Scientific classification
- Kingdom: Animalia
- Phylum: Chordata
- Class: Aves
- Clade: Strisores
- Order: Apodiformes
- Family: Trochilidae
- Genus: Eupetomena
- Species: E. cirrochloris
- Binomial name: Eupetomena cirrochloris (Vieillot, 1818)
- Synonyms: Campylopterus cirrochloris, Aphantochroa cirrochloris

= Sombre hummingbird =

- Genus: Eupetomena
- Species: cirrochloris
- Authority: (Vieillot, 1818)
- Conservation status: LC
- Synonyms: Campylopterus cirrochloris, Aphantochroa cirrochloris

Species of hummingbird

The sombre hummingbird (Eupetomena cirrochloris) is a species of hummingbird in the "emeralds", tribe Trochilini of subfamily Trochilinae. It is endemic to Brazil.

==Taxonomy and systematics==

The sombre hummingbird was formerly placed in the genus Aphantochroa which was itself sometimes merged into Campylopterus. Based primarily on a molecular phylogenetic study published in 2014, Aphantochroa was merged by most taxonomic systems into Eupetomena. However, BirdLife International's Handbook of the Birds of the World retains it in Aphantochroa.

The sombre hummingbird is monotypic.

==Description==

The sombre hummingbird is about 12 cm long and weighs about 7.1 to 9 g. The sexes are essentially the same though the female is slightly smaller than the male. They have a slightly decurved black bill. Their upperparts are bronzy green to blackish bronzy green with a coppery sheen to the uppertail coverts. Their underparts are dull gray with a few dull green spots on the throat. Their tail is square; its central feathers are shiny green and the rest black with a bronzy gloss.

==Distribution and habitat==

The sombre hummingbird is found in eastern Brazil from Pernambuco south into Rio Grande do Sul and west as far as Mato Grosso. It inhabits the edges and understory of humid primary and secondary forest, plantations, and gardens. The core of its habitat is the
Atlantic Forest but it also occurs in the transition zone between cerrado and caatinga biomes.

==Behavior==
===Movement===

The sombre hummingbird is a year-round resident throughout its range.

===Feeding===

The sombre hummingbird forages for nectar at a variety of flowering plants including introduced Eucalyptus.
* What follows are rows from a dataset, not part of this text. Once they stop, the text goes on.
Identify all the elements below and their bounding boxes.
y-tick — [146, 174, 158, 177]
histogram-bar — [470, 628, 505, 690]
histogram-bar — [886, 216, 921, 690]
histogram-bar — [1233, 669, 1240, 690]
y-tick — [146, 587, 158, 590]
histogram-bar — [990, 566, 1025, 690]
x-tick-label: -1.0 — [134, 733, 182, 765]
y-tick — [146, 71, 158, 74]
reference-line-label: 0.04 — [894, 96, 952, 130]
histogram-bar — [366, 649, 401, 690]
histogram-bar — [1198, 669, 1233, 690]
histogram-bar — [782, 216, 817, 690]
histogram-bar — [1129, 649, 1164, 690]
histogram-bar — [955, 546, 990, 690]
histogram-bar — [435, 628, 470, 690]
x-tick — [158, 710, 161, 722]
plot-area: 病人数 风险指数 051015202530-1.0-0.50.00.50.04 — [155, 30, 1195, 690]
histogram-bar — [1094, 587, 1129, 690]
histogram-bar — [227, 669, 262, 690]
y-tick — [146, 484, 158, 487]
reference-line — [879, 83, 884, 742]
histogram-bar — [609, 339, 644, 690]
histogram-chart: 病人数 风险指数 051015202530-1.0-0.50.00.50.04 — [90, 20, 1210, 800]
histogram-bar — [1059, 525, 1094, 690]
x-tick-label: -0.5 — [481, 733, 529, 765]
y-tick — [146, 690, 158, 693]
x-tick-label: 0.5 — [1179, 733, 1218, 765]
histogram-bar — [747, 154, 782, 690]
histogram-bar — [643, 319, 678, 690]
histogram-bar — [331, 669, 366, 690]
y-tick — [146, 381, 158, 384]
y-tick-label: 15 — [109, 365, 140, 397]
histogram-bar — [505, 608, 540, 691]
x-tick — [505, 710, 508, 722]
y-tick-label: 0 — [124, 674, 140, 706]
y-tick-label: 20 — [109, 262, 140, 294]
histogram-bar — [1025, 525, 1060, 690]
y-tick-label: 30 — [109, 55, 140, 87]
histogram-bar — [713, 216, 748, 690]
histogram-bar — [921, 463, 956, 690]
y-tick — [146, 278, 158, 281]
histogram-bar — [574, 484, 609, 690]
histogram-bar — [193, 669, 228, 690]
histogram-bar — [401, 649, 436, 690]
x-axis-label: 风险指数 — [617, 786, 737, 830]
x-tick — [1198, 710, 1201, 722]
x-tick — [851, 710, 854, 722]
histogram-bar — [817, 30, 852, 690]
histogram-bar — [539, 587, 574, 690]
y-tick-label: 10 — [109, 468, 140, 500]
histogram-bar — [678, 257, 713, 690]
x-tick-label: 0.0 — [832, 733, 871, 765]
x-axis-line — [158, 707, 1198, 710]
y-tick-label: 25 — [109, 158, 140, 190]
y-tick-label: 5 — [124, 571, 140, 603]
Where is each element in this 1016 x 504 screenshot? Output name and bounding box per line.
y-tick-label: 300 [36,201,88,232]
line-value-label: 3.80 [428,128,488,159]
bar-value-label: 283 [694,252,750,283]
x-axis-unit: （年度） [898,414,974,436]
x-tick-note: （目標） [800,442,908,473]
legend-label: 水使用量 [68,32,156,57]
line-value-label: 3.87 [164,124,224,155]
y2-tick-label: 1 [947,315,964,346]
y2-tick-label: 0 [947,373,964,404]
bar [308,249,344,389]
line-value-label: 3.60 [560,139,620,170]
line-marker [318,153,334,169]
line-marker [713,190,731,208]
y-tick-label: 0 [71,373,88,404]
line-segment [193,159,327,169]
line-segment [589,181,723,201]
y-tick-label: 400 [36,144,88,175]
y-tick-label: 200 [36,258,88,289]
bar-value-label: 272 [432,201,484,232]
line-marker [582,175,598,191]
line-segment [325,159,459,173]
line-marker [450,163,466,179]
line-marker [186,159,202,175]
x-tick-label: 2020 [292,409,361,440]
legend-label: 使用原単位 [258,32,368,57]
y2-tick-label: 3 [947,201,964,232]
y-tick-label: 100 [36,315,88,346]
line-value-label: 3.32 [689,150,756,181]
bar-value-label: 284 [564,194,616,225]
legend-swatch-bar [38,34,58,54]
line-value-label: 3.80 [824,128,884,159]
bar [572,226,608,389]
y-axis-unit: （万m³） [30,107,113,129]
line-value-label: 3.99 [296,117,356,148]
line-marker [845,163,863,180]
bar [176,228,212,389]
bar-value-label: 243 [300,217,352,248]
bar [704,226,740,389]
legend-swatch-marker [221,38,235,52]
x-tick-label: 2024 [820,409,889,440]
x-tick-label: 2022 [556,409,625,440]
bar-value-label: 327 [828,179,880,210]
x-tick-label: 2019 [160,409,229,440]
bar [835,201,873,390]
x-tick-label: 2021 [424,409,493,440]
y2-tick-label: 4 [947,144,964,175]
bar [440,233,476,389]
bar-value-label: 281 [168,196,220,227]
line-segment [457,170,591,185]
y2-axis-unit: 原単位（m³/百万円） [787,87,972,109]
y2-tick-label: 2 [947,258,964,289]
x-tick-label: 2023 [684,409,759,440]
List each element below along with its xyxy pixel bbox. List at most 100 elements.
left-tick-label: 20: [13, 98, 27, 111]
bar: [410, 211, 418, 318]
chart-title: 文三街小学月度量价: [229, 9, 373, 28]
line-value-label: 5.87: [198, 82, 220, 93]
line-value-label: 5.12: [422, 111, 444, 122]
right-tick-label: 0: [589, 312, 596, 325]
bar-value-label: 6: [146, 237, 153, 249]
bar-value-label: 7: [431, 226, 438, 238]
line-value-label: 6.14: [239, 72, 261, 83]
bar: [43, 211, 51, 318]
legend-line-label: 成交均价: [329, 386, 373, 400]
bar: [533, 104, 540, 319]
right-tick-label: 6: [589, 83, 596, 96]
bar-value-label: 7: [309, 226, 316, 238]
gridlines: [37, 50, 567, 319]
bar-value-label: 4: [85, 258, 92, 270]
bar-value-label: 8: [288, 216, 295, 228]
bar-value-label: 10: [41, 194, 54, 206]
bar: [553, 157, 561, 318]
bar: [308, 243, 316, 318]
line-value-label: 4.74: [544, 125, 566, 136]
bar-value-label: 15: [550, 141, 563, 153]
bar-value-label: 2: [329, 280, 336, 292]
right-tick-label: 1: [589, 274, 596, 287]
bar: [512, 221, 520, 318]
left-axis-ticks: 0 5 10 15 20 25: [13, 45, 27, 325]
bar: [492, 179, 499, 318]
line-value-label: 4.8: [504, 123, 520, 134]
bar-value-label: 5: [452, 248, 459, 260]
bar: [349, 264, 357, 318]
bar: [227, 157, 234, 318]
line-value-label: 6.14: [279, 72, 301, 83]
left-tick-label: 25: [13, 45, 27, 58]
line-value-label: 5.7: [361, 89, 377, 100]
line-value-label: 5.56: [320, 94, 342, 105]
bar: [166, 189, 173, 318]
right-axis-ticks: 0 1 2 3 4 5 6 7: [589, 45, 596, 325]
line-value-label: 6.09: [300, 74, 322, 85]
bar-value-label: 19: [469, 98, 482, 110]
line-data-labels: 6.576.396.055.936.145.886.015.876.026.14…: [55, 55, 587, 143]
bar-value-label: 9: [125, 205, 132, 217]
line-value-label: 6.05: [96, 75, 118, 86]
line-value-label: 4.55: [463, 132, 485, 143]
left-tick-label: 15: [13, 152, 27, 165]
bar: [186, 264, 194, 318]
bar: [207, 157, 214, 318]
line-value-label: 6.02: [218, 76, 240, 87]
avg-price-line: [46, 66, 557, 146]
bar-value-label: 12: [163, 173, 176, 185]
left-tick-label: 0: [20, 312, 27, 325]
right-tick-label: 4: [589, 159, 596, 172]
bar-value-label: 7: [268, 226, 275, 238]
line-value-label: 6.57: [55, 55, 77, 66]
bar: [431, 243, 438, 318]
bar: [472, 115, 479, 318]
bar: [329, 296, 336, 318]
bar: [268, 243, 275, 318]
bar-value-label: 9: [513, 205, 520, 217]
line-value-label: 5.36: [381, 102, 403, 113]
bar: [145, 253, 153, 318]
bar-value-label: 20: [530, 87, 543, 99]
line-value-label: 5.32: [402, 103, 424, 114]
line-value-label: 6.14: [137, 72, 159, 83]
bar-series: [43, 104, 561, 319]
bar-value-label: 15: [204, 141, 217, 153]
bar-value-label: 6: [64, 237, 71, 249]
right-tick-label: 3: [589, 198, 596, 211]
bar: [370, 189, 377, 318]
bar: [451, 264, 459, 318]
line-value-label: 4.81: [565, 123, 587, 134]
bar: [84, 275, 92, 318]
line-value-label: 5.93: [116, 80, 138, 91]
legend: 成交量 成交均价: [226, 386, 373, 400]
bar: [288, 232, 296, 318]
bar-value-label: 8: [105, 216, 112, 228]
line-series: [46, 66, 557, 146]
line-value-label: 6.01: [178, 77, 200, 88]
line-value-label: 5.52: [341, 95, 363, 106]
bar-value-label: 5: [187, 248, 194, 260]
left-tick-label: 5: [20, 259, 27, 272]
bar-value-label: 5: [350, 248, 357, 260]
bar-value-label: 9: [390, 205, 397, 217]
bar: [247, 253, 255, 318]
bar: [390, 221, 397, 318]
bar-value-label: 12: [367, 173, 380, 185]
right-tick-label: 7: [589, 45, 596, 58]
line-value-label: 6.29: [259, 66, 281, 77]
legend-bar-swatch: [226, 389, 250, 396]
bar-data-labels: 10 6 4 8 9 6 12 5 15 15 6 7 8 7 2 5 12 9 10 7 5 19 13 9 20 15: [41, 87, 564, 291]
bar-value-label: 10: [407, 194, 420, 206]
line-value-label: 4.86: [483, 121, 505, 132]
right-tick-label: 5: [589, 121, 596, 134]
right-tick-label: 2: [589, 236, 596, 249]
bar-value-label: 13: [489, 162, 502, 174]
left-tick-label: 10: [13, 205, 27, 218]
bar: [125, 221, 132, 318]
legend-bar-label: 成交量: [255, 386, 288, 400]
It does so from the understory to as high as 30 m above the ground. It is highly territorial and spends half its time aggressively defending flower patches from hummingbirds of its own and other species. In addition to nectar it feeds on arthropods captured by hawking from a perch.

===Breeding===

The sombre hummingbird's breeding season extends from November to March. It builds a cup nest of soft plant material with large lichen pieces on the outside. It typically places it like a saddle on a horizontal branch. The female incubates the clutch of two eggs for 15 to 16 days and fledging occurs about 28 days after hatch.

===Vocalization===

The somber hummingbird's song is "a high-pitched 'tchui-ui', often repeated and sometimes doubled". It is typically sung at dawn and often during agonistic encounters. It gives at least six distinct calls described as "chirp", "guttural", "vibrato", "whistle", "crack", and "high-pitch".

==Status==

The IUCN has assessed the sombre hummingbird as being of Least Concern. It has a large range, but its population size is unknown and believed to be decreasing. No immediate threats have been identified. Except in the far south of its range it is considered locally common to common and it occurs in several protected areas.